As an unashamed gadget freak I suppose I should applaud the rise of the e-book in all its wondrous forms. But actually I much prefer the “real thing” (TM). Some while back I became involved in a series of email exchanges about e-books in general and the Amazon Kindle in particular. That exchange made me think about what it is that I like so much about books. I have no idea exactly how many books I have dotted around the house, but I’d guess the number is somewhere north of a couple of thousand, many of which I have read more than once. Someone on the mail list discussion pointed out that I could probably get that entire collection on one Kindle, a thought that, frankly, horrified me.

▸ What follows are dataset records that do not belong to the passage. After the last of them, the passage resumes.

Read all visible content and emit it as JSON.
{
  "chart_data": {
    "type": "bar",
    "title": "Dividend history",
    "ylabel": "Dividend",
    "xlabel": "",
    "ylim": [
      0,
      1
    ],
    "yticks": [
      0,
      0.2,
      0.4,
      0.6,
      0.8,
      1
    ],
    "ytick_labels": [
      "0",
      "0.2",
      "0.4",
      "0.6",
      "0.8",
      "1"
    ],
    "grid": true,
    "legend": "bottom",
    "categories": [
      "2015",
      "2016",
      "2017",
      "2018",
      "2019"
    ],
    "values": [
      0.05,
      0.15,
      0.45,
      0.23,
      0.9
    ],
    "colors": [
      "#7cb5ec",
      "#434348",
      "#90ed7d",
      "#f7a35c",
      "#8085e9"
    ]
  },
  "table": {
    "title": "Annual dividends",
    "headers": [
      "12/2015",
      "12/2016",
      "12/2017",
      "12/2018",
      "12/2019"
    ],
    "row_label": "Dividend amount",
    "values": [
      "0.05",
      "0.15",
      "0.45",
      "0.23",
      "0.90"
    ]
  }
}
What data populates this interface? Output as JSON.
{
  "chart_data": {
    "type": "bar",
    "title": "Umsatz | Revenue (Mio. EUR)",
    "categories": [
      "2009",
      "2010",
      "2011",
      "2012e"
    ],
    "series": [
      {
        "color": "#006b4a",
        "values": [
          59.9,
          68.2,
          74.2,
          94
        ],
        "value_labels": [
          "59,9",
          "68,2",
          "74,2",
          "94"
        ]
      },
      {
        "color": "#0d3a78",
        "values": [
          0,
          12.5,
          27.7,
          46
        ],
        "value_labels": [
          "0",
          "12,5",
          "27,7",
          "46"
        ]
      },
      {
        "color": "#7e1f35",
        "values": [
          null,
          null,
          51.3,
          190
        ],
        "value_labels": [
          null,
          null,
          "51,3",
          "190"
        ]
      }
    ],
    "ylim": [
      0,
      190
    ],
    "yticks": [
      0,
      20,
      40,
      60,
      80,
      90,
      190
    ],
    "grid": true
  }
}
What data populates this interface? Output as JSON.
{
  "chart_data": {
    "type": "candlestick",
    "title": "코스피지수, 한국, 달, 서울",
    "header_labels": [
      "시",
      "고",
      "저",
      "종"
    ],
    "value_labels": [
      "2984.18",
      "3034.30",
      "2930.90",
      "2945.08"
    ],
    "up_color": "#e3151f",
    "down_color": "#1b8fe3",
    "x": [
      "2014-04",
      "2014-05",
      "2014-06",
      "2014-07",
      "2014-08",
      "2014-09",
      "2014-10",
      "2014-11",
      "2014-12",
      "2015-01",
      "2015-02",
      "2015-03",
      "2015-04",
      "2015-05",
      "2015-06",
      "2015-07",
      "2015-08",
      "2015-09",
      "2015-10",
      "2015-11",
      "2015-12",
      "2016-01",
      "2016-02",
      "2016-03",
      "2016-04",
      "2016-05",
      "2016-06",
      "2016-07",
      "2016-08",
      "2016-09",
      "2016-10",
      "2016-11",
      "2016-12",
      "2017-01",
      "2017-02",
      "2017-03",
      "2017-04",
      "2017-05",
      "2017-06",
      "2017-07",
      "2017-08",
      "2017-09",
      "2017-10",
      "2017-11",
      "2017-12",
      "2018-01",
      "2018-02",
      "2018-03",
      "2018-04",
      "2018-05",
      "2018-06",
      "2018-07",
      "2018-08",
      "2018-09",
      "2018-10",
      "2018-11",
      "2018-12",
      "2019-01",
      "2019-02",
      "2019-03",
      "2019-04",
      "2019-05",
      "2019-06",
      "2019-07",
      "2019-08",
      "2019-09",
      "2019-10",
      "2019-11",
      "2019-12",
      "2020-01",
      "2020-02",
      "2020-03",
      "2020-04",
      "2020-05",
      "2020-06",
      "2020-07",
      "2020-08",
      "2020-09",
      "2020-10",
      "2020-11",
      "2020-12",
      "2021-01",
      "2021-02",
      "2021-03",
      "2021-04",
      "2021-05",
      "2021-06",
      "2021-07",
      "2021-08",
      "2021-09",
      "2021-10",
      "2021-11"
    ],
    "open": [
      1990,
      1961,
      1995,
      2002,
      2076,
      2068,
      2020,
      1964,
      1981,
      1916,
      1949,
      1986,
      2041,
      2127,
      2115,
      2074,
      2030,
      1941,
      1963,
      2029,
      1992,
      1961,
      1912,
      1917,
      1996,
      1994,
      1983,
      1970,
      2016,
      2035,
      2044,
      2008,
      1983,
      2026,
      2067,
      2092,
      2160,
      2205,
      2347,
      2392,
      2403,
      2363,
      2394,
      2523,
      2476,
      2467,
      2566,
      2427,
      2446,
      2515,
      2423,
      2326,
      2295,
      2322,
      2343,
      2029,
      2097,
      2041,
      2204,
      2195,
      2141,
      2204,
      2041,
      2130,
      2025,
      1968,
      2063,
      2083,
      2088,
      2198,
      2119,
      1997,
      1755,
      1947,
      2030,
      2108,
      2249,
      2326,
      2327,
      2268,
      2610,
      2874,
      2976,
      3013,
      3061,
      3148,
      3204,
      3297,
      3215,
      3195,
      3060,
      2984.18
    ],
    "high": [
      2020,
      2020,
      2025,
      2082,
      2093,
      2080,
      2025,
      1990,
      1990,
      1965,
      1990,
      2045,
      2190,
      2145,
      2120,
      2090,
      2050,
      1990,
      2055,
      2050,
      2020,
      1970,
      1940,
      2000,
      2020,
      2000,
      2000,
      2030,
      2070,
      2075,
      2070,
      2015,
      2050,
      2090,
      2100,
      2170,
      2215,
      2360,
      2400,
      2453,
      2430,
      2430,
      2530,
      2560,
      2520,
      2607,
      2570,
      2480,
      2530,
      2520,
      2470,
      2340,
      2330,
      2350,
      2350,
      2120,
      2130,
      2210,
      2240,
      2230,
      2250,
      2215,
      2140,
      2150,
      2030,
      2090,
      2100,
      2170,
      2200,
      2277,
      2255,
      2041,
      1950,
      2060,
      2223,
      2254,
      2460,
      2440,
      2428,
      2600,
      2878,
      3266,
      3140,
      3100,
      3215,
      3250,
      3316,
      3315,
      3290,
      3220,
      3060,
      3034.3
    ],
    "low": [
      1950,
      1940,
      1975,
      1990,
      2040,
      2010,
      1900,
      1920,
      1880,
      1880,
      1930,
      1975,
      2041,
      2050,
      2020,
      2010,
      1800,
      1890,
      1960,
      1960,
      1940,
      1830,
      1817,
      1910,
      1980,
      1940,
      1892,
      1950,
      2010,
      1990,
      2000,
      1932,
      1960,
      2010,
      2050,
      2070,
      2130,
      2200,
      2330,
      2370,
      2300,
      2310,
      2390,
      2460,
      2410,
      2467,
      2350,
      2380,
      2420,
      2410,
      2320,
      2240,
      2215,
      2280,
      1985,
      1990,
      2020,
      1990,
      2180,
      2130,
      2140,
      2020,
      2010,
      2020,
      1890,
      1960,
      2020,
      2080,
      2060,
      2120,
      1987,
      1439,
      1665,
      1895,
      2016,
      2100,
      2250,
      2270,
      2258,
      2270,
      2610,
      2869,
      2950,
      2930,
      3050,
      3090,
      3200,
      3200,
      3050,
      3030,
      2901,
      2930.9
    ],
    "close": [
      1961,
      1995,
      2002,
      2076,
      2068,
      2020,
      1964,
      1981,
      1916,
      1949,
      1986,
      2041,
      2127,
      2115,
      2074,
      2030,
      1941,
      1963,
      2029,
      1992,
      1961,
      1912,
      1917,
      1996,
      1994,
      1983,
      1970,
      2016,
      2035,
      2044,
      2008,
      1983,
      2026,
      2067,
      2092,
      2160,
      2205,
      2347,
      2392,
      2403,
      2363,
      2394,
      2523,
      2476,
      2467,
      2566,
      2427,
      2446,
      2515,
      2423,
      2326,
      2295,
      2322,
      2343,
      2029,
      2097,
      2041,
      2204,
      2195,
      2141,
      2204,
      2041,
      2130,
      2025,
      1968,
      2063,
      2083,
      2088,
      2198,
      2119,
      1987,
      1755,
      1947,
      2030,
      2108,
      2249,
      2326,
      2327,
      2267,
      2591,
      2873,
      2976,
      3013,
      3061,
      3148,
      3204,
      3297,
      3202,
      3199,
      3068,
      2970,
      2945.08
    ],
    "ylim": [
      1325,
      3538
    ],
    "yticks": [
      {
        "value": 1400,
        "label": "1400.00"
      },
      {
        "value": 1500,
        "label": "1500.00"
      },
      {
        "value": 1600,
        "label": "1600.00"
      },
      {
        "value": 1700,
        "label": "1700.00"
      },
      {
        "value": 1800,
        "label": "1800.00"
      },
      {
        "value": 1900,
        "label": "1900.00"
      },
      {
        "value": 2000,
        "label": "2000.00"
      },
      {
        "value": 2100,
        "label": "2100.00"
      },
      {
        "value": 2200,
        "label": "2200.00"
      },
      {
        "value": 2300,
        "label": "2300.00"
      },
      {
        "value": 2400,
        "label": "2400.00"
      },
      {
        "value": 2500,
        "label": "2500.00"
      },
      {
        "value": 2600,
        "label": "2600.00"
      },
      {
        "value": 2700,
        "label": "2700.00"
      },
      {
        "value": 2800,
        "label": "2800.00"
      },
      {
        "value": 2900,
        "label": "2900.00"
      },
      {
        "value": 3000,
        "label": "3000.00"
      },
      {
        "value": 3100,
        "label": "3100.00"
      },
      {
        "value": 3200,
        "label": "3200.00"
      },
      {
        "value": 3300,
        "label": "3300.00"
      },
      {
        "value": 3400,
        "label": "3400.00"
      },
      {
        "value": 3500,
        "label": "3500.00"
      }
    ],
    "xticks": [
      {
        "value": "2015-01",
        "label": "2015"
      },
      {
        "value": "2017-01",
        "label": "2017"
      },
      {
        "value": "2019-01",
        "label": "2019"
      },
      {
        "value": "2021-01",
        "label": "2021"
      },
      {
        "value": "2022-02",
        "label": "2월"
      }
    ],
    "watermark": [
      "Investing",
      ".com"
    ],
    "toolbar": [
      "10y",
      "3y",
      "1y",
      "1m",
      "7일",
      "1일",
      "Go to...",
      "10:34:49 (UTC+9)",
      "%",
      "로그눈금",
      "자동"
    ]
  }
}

I like books. I like the fact that I can lend them to people, I like the fact that I can read them in the bath, drop them when I nod off, and know that they are still (just) readable afterwards. I like way that they are actually objects of beauty in their own right, independent of the contents (can you imagine a bookshelf full of Kindles?). I like the fact that the words remain the same between me putting the book down and picking it up again. I like the fact that when I have bought a book, I can be sure that both the book and the original words will still actually /be/ there when I next pick it up (that may not always be the case for electronic words. In fact Amazon themselves very famously shot themselves in the foot when they deleted customers copies of 1984 and Animal Farm back in July 2009).
A real life book doesn’t need batteries, and it will (probably) still be readable in several hundred years when no-one on earth will still have a Kindle. Books can be given as gifts to a friend. That gift can contain a flyleaf note personalising the book in a very special way (I have duplicates of some books simply because a close friend or family member has given me an inscribed copy of a book that I already possess. Such gifts from my kids are beyond price.) E-mailing a friend an electronic book somehow doesn’t have the same aesthetic.
I like the fact that you can scribble in the margins. Many of my books (particularly the text books or reference books) have such marginal notes. Yes I know you can do that with a Kindle, but it somehow doesn’t seem the same as coming across a note you made to yourself 40 years ago whilst you were boning up on a new topic.
I like old bookshops and market stalls selling books. I can happily spend much time browsing shelves for old SF pulp from the 40s and 50s. Time I would probably otherwise be wasting on something entirely frivolous. Sure I could probably find what I wanted by electronically searching on-line, but where’s the fun in that? I’d miss the serendipity of stumbling across a previously unread author. And there would be no bookseller to chat to who could recommend similar books to the ones I had just picked up.
Oh and I like the way old books feel and smell.